Resultados como o que alcançou contribuem para o ciclismo nacional seja cada vez mais considerado: “apesar de Portugal não ser uma potência no que diz respeito ao ciclismo, considero que tem estado em crescente progressão e a prova disso são os resultados que nos últimos anos temos tido. Acredito que vamos chegar longe. Ainda é preciso o ‘click’, apesar de temos vários casos no ciclismo masculino, com prestações incríveis lá fora. É uma questão de tempo, de organização e vontade. É preciso motivar jovens a acreditar que é possível chegar lá”.
Questionada sobre o ‘segredo’ dos seus sucessos desportivos, Tata revela a fórmula: “Os resultados são apenas o fruto de todo um longo e exigente processo que vem de trás. É um processo onde passamos por muitas fases, altos e baixos constantes, mas que independentemente disso não paramos porque temos os olhos postos num determinado objectivo”.
“A primeira coisa que um jovem atleta tem que pensar é: “eu gosto de fazer isto?”. Se é isso que quer fazer para a vida toda. Se sim, então, o meu conselho é: “não desistam”. É possível, mas é preciso muito trabalho, esforço e dedicação porque encontramos muitas pedras pelo caminho”, diz Tata.
Para o futuro, Maria Martins tem a ambição de tirar o brevet e seguir uma carreira de piloto na aviação comercial, uma outra paixão, a par do ciclismo.
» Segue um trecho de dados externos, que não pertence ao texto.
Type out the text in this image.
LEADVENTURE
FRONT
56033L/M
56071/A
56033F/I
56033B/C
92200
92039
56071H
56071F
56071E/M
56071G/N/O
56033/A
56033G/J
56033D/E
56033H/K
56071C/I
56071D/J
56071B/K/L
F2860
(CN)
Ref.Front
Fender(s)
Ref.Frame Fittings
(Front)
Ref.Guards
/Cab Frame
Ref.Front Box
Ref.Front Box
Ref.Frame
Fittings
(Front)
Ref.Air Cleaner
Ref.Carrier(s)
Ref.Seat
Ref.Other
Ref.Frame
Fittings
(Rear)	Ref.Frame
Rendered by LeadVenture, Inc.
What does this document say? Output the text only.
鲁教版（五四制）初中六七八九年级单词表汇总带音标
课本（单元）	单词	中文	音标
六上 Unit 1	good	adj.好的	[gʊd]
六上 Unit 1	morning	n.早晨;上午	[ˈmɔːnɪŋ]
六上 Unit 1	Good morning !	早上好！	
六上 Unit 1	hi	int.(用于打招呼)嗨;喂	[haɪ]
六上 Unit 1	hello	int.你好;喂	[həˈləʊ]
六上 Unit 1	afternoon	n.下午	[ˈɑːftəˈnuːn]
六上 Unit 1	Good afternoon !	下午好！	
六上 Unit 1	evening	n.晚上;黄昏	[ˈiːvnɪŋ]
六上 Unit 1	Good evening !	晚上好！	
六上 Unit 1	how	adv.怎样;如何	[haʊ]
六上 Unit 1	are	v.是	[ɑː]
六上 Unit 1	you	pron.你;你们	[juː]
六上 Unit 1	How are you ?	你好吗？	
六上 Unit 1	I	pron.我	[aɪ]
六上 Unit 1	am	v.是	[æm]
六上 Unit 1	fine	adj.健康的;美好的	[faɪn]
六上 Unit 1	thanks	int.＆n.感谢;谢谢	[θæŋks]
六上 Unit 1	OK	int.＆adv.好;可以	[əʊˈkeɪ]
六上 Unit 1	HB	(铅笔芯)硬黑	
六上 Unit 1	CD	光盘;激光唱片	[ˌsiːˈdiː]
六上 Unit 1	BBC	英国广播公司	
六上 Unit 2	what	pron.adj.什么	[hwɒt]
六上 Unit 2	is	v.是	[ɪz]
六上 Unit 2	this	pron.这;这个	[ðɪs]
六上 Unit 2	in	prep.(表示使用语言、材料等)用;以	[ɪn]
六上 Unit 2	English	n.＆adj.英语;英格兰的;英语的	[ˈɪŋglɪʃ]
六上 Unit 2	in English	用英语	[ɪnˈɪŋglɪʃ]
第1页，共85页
“Gosto de pensar no futuro, organizando a minha cabeça e programando-a para cada objectivo futuro, no entanto, o meu pai sempre me ensinou a viver o presente e encarar um dia de cada vez. Como tal, é isso que tenho feito, vivo o presente, desfruto dos momentos agora mas sempre com os meus olhos no futuro”, garante.